The massive character of deposition is consistent with an origin due to catastrophic atmospheric fallout, implying the presence of enormous volumes of fines in the atmosphere. We attribute the development of the sediment-laden atmosphere to extremely powerful winds created by basin-forming impacts, which captured fines that existed at the Martian surface and near-surface at the time. Pre-existing fines likely existed within both sorted and unsorted substrates (e.g., potentially debris flow deposits, glacial loess and moraines, marine and lacustrine sediments, volcanic ash, and impact regolith and ejecta blankets).
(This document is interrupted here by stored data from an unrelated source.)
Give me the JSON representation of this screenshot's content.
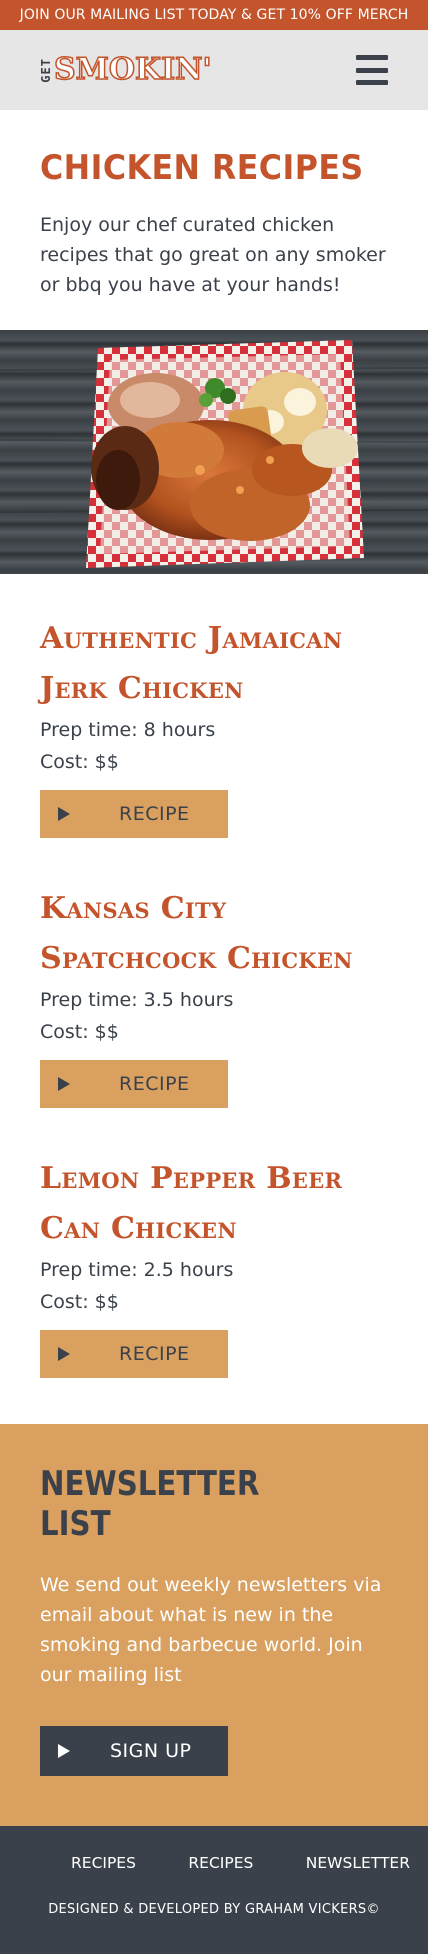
{
  "promo": {
    "text": "JOIN OUR MAILING LIST TODAY & GET 10% OFF MERCH"
  },
  "header": {
    "logo_get": "GET",
    "logo_smokin": "SMOKIN'",
    "menu_icon": "hamburger-menu-icon"
  },
  "intro": {
    "title": "CHICKEN RECIPES",
    "text": "Enjoy our chef curated chicken recipes that go great on any smoker or bbq you have at your hands!"
  },
  "recipes": [
    {
      "name": "Authentic Jamaican Jerk Chicken",
      "prep": "Prep time: 8 hours",
      "cost": "Cost: $$",
      "button": "RECIPE"
    },
    {
      "name": "Kansas City Spatchcock Chicken",
      "prep": "Prep time: 3.5 hours",
      "cost": "Cost: $$",
      "button": "RECIPE"
    },
    {
      "name": "Lemon Pepper Beer Can Chicken",
      "prep": "Prep time: 2.5 hours",
      "cost": "Cost: $$",
      "button": "RECIPE"
    }
  ],
  "newsletter": {
    "title": "NEWSLETTER LIST",
    "text": "We send out weekly newsletters via email about what is new in the smoking and barbecue world. Join our mailing list",
    "button": "SIGN UP"
  },
  "footer": {
    "links": [
      "RECIPES",
      "RECIPES",
      "NEWSLETTER"
    ],
    "credit": "DESIGNED & DEVELOPED BY GRAHAM VICKERS©"
  },
  "colors": {
    "brand_orange": "#c4542b",
    "accent_tan": "#d9a05f",
    "slate": "#3a414a",
    "header_gray": "#e6e6e6"
  }
}
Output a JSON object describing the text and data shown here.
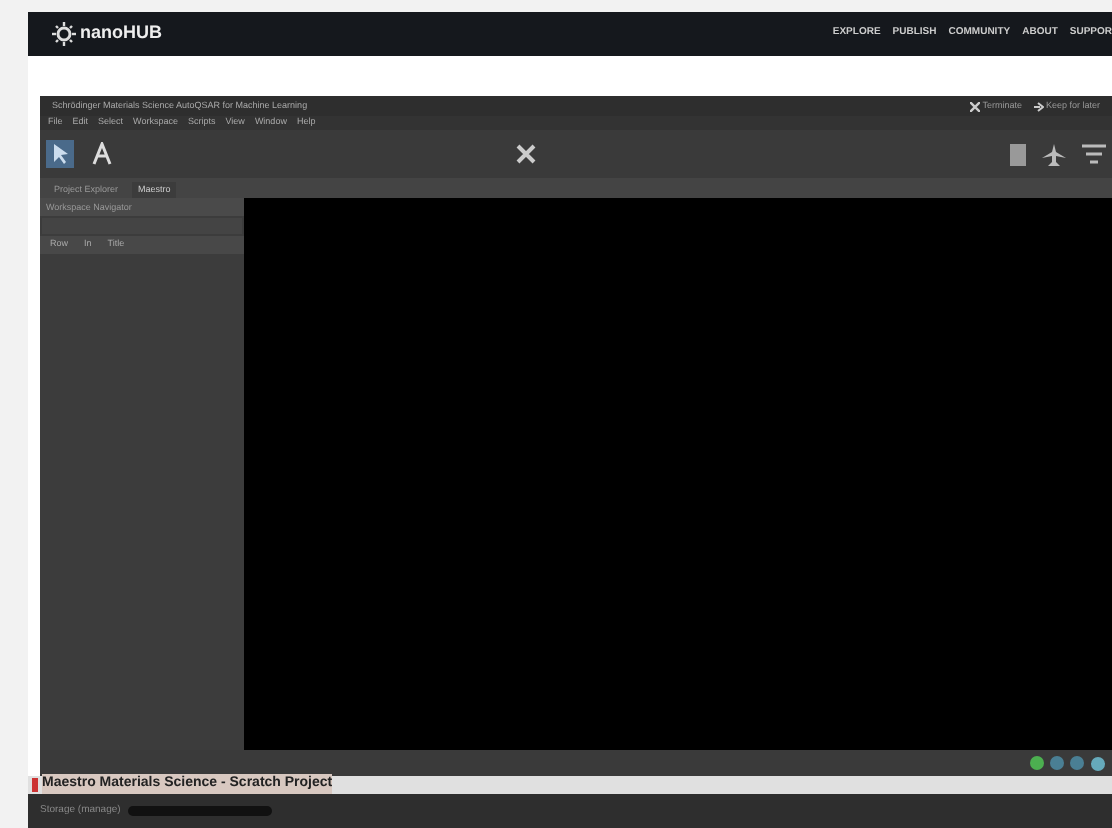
{
  "site": {
    "logo": "nanoHUB",
    "nav": [
      "EXPLORE",
      "PUBLISH",
      "COMMUNITY",
      "ABOUT",
      "SUPPOR"
    ]
  },
  "window": {
    "title": "Schrödinger Materials Science AutoQSAR for Machine Learning",
    "actions": [
      {
        "label": "Terminate",
        "kind": "close"
      },
      {
        "label": "Keep for later",
        "kind": "keep"
      }
    ]
  },
  "menu": [
    "File",
    "Edit",
    "Select",
    "Workspace",
    "Scripts",
    "View",
    "Window",
    "Help"
  ],
  "tabs": [
    {
      "label": "Project Explorer",
      "selected": false
    },
    {
      "label": "Maestro",
      "selected": true
    }
  ],
  "navigator": {
    "title": "Workspace Navigator",
    "columns": [
      "Row",
      "In",
      "Title"
    ]
  },
  "project_bar": {
    "title": "Maestro Materials Science - Scratch Project"
  },
  "footer": {
    "storage": "Storage (manage)"
  }
}
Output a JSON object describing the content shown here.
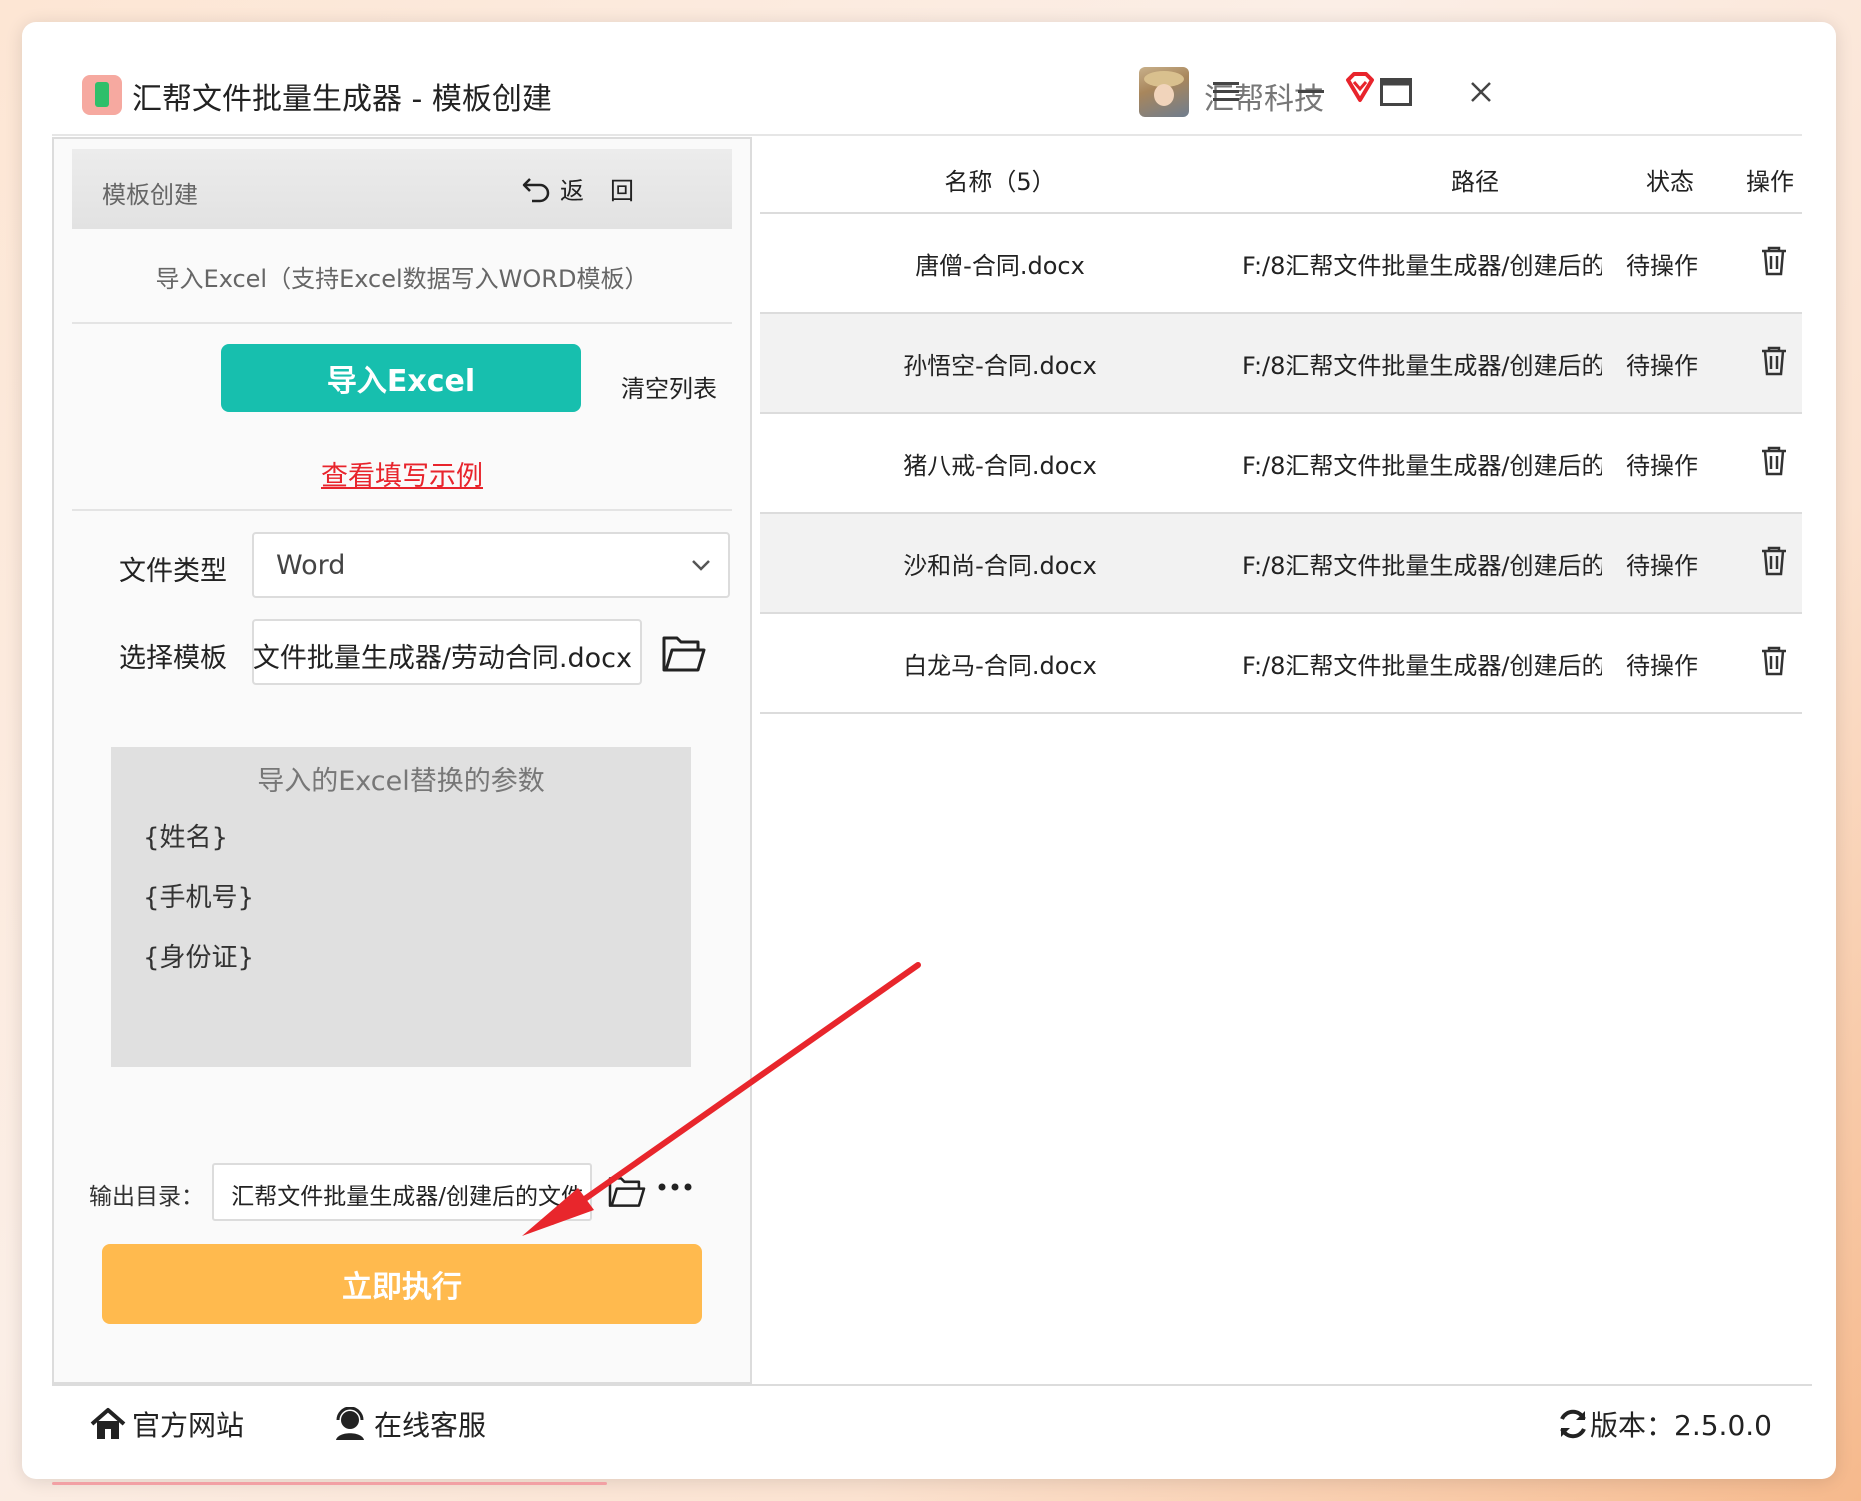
{
  "app": {
    "title": "汇帮文件批量生成器 - 模板创建",
    "brand": "汇帮科技"
  },
  "left": {
    "header_title": "模板创建",
    "back_label": "返回",
    "import_hint": "导入Excel（支持Excel数据写入WORD模板）",
    "import_button": "导入Excel",
    "clear_list": "清空列表",
    "example_link": "查看填写示例",
    "file_type_label": "文件类型",
    "file_type_value": "Word",
    "template_label": "选择模板",
    "template_path": "文件批量生成器/劳动合同.docx",
    "params_title": "导入的Excel替换的参数",
    "params": [
      "{姓名}",
      "{手机号}",
      "{身份证}"
    ],
    "output_label": "输出目录：",
    "output_path": "汇帮文件批量生成器/创建后的文件",
    "run_button": "立即执行"
  },
  "table": {
    "headers": {
      "name": "名称（5）",
      "path": "路径",
      "status": "状态",
      "action": "操作"
    },
    "rows": [
      {
        "name": "唐僧-合同.docx",
        "path": "F:/8汇帮文件批量生成器/创建后的",
        "status": "待操作"
      },
      {
        "name": "孙悟空-合同.docx",
        "path": "F:/8汇帮文件批量生成器/创建后的",
        "status": "待操作"
      },
      {
        "name": "猪八戒-合同.docx",
        "path": "F:/8汇帮文件批量生成器/创建后的",
        "status": "待操作"
      },
      {
        "name": "沙和尚-合同.docx",
        "path": "F:/8汇帮文件批量生成器/创建后的",
        "status": "待操作"
      },
      {
        "name": "白龙马-合同.docx",
        "path": "F:/8汇帮文件批量生成器/创建后的",
        "status": "待操作"
      }
    ]
  },
  "footer": {
    "website": "官方网站",
    "support": "在线客服",
    "version": "版本：2.5.0.0"
  },
  "colors": {
    "import_btn": "#17bfae",
    "run_btn": "#ffba4e",
    "link": "#e8242c",
    "arrow": "#e8262c"
  },
  "icons": [
    "app-icon",
    "gem-icon",
    "menu-icon",
    "minimize-icon",
    "maximize-icon",
    "close-icon",
    "back-arrow-icon",
    "chevron-down-icon",
    "folder-icon",
    "more-icon",
    "trash-icon",
    "home-icon",
    "headset-icon",
    "refresh-icon"
  ]
}
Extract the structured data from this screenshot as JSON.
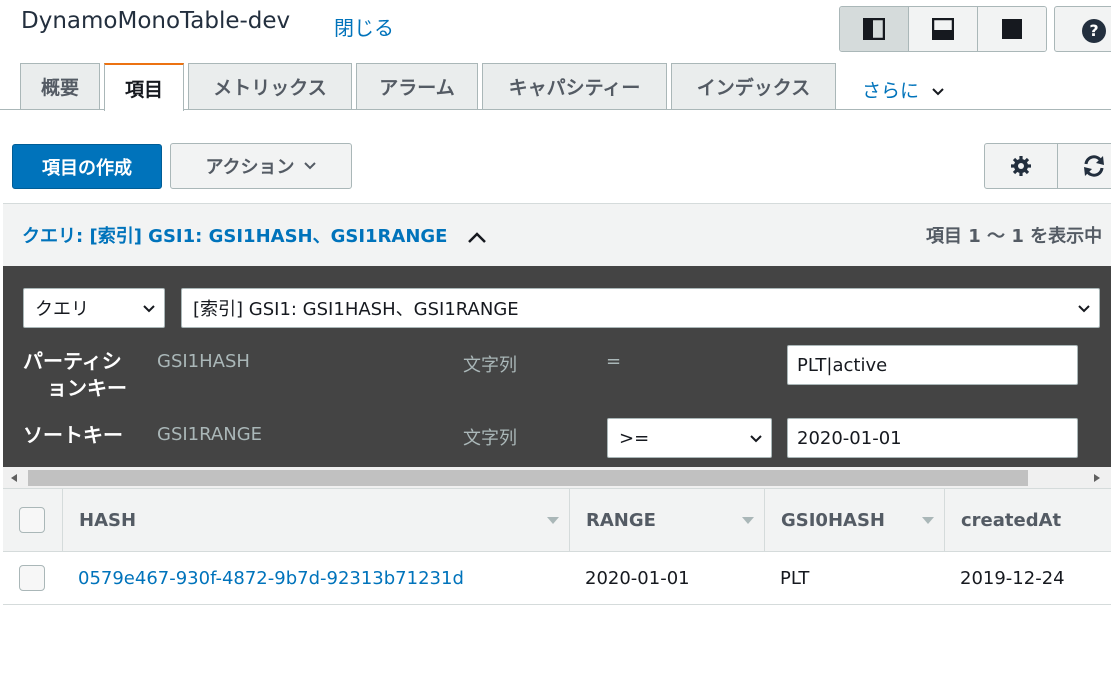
{
  "header": {
    "table_name": "DynamoMonoTable-dev",
    "close_link": "閉じる",
    "help_label": "?"
  },
  "tabs": [
    {
      "label": "概要"
    },
    {
      "label": "項目",
      "active": true
    },
    {
      "label": "メトリックス"
    },
    {
      "label": "アラーム"
    },
    {
      "label": "キャパシティー"
    },
    {
      "label": "インデックス"
    }
  ],
  "tabs_more": "さらに",
  "toolbar": {
    "create_item": "項目の作成",
    "actions": "アクション"
  },
  "query": {
    "title": "クエリ: [索引] GSI1: GSI1HASH、GSI1RANGE",
    "count_text": "項目 1 ～ 1 を表示中",
    "mode_select": "クエリ",
    "index_select": "[索引] GSI1: GSI1HASH、GSI1RANGE",
    "partition": {
      "label_line1": "パーティシ",
      "label_line2": "ョンキー",
      "name": "GSI1HASH",
      "type": "文字列",
      "operator": "=",
      "value": "PLT|active"
    },
    "sort": {
      "label": "ソートキー",
      "name": "GSI1RANGE",
      "type": "文字列",
      "operator": ">=",
      "value": "2020-01-01"
    }
  },
  "table": {
    "columns": [
      "HASH",
      "RANGE",
      "GSI0HASH",
      "createdAt"
    ],
    "rows": [
      {
        "HASH": "0579e467-930f-4872-9b7d-92313b71231d",
        "RANGE": "2020-01-01",
        "GSI0HASH": "PLT",
        "createdAt": "2019-12-24"
      }
    ]
  },
  "colors": {
    "link": "#0073bb",
    "primary": "#0073bb",
    "active_tab_accent": "#ec7211",
    "panel_bg": "#444444"
  },
  "icons": [
    "layout-split-vertical-icon",
    "layout-split-horizontal-icon",
    "layout-full-icon",
    "help-icon",
    "settings-gear-icon",
    "refresh-icon",
    "chevron-down-icon",
    "chevron-up-icon"
  ]
}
The formation of the major basins on Mars must have triggered massive, regional and global winds. Geologic and modeling observations indicate that tornado force winds probably formed streaks around various craters, each ~20 km across56. The effectiveness of these winds to capture and transport sediments might be gauged by the 2015 M7.8 earthquake in Langtang, Nepal, and the ensuing consequential ice and rock avalanche57. This event generated winds exceeding 300 km/hour (equivalent to an EF5 tornado) that scoured away an entire village of stone slab buildings (slab size commonly 15 ×15 ×30 cm) probably in less than one minute— leaving barely a trace of foundations— and knocked down a forest. The winds were triggered by gravitational settling of the avalanche-entrained rock and ice; similar and greater surface scouring by winds likely occurred on Mars in our hypothesized scenario.

Subsequent to initial impacts, atmospheric heat disturbances would have been caused by widely distributed impact melt and hot rocks (see Supplementary Materials on The Production of Impact Melt Associated with the Formation of Hellas). We have not assessed the wind speeds and longevity that would result during the cooling of these materials, but violent, sustained winds plausibly could have lasted several months to a year or more (especially over the basin and proximal ejecta), similar to the cooling times of thick lava flows.

The capacity of winds to scour sediments from the surface and hold them in suspension will increase with atmospheric density, which the basin-forming impacts would have likely boosted. Koeberl and Ivanov58 investigated impacts into Earth’s oceans during the Cryogenian, a geologic period when earth was covered by a global ice sheet. Their results confirmed that a huge amount of water vapor and radiatively active contaminants would have been ejected into the stratosphere by Chicxulub-size impacts. The likely presence of a northern ocean59 and extensive ice sheets52,53,54,59 during Early Mars make these investigations especially relevant. A Hellas basin-forming event may have been three orders of magnitude larger than the terrestrial Chicxulub event, which would have an even more amplified effect on Mars (a planet of 1/4 the area of Earth), causing transient atmospheres nominally many bars or tens of bars. Further, we note that the Noachian stratigraphy forming the Mars’ targets for basin-forming impacts may have contained abundant crustal volatiles48,60,61 (e.g., ice as well as salt hydrates, phyllosilicates, and carbonates). Impact-induced devolatilization of these materials could have also increased the atmospheric density.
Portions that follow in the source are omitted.